The prophet Isaiah uses the metaphor of the desert blooming, of the blind beginning to see, of the deaf hearing, and the lame leaping like a deer and water flowing through the desert! The Psalmist in Psalm 146 tells of the signs of the Messiah’s arrival and reign: justice will be granted to the oppressed, food will be given to the hungry, prisoners will be set free, the blind will see, the downtrodden will be lifted up, strangers will be cared for and orphans and widows will find loving support!
St. James gives some advent encouragement: “Be patient, therefore, beloved until the coming of the Lord. The farmer waits for the precious crop from the earth, being patient with it until the early and late rains. You also must be patient” James makes no bones about the suffering that is involved in waiting on God to come and to deliver.
When Emmanuel comes – when God comes among us new life will break out. As we listen and as we watch, what are we to listen and watch for? Here’s a watch list with some possibilities for us:
- Where is the bareness in our lives? Is it in our relationships, our career? In our mental and physical health?
- Where are the desert places in our lives and the lives of others where we are deaf, blind and lame, keeping in mind that this can be spiritual blindness, deafness and lameness?
- Where is there a lack of social justice? Who are people that are being oppressed and who is oppressing them?
- Where are the hungry people in our world?
- Where are the people that are discouraged and beat down by life that need a helping hand?
- Where are the strangers who need to be welcomed and granted a safe place to discover God, themselves and a community?
- Where are their orphans and widows in need of support?
The answer to some of these questions is that sometimes the deserts and blindness are right here within our own selves and of those we love. Perhaps this is where Christmas is most needed -in our own hearts, and in those in close proximity to us. Advent invites us to look within and all around us and listen for Christ’s coming.
At other times the need for God’s coming is in our own community of St. Luke’s. Right here there are folks that are going through tough times, some are undergoing through financial challenges, and some are grieving the recent loss of loved ones, others are finding their lives growing more and more isolated, all of these are longing to know the love Christ in and through their brothers and sisters in Christ. Then there are many of the needs in the wider community, the homeless, the hungry, those struggling with various addictions many of whom are right here in our own backyard!

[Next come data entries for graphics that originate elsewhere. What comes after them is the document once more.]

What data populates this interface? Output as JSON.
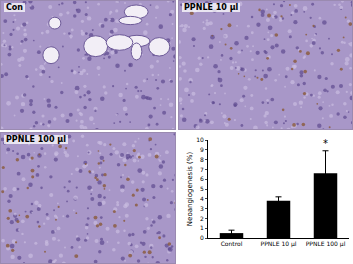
{
  "panels": [
    {
      "label": "Con"
    },
    {
      "label": "PPNLE 10 μl"
    },
    {
      "label": "PPNLE 100 μl"
    }
  ],
  "chart_data": {
    "type": "bar",
    "categories": [
      "Control",
      "PPNLE 10 μl",
      "PPNLE 100 μl"
    ],
    "values": [
      0.5,
      3.8,
      6.6
    ],
    "errors": [
      0.3,
      0.4,
      2.3
    ],
    "color": "#000000",
    "y_label": "Neoangiogenesis (%)",
    "ylim": [
      0,
      10
    ],
    "yticks": [
      0,
      1,
      2,
      3,
      4,
      5,
      6,
      7,
      8,
      9,
      10
    ],
    "grid": false,
    "annotations": [
      {
        "text": "*",
        "category": "PPNLE 100 μl"
      }
    ]
  }
}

To sum up, when John the Baptist asked if Jesus was the Messiah, Jesus said: “Go and tell John what you hear and see: the blind receive their sight, the lame walk, the lepers are cleansed, the deaf hear, the dead are raised and the poor have good news brought to them.” The Kingdom of God had come near, and continues through Christ’s body, the Church.
May we all be like an expectant mother, standing on our tiptoes with excitement and expectation, on the verge of a great adventure. The Latin root for the words “Advent” and “Adventure” are both the same – adventus and it means coming. A baby is coming and He will change everything. Let us prepare the way for the Lord by preparing our hearts. Let us watch and listen for the signs and seize the ‘advent adventure’ – to see Christ in the widows and orphans, in the poor and oppressed and in the stranger and to be Christ by sharing the Good News of Christ’s love in our words and with our deeds! Amen.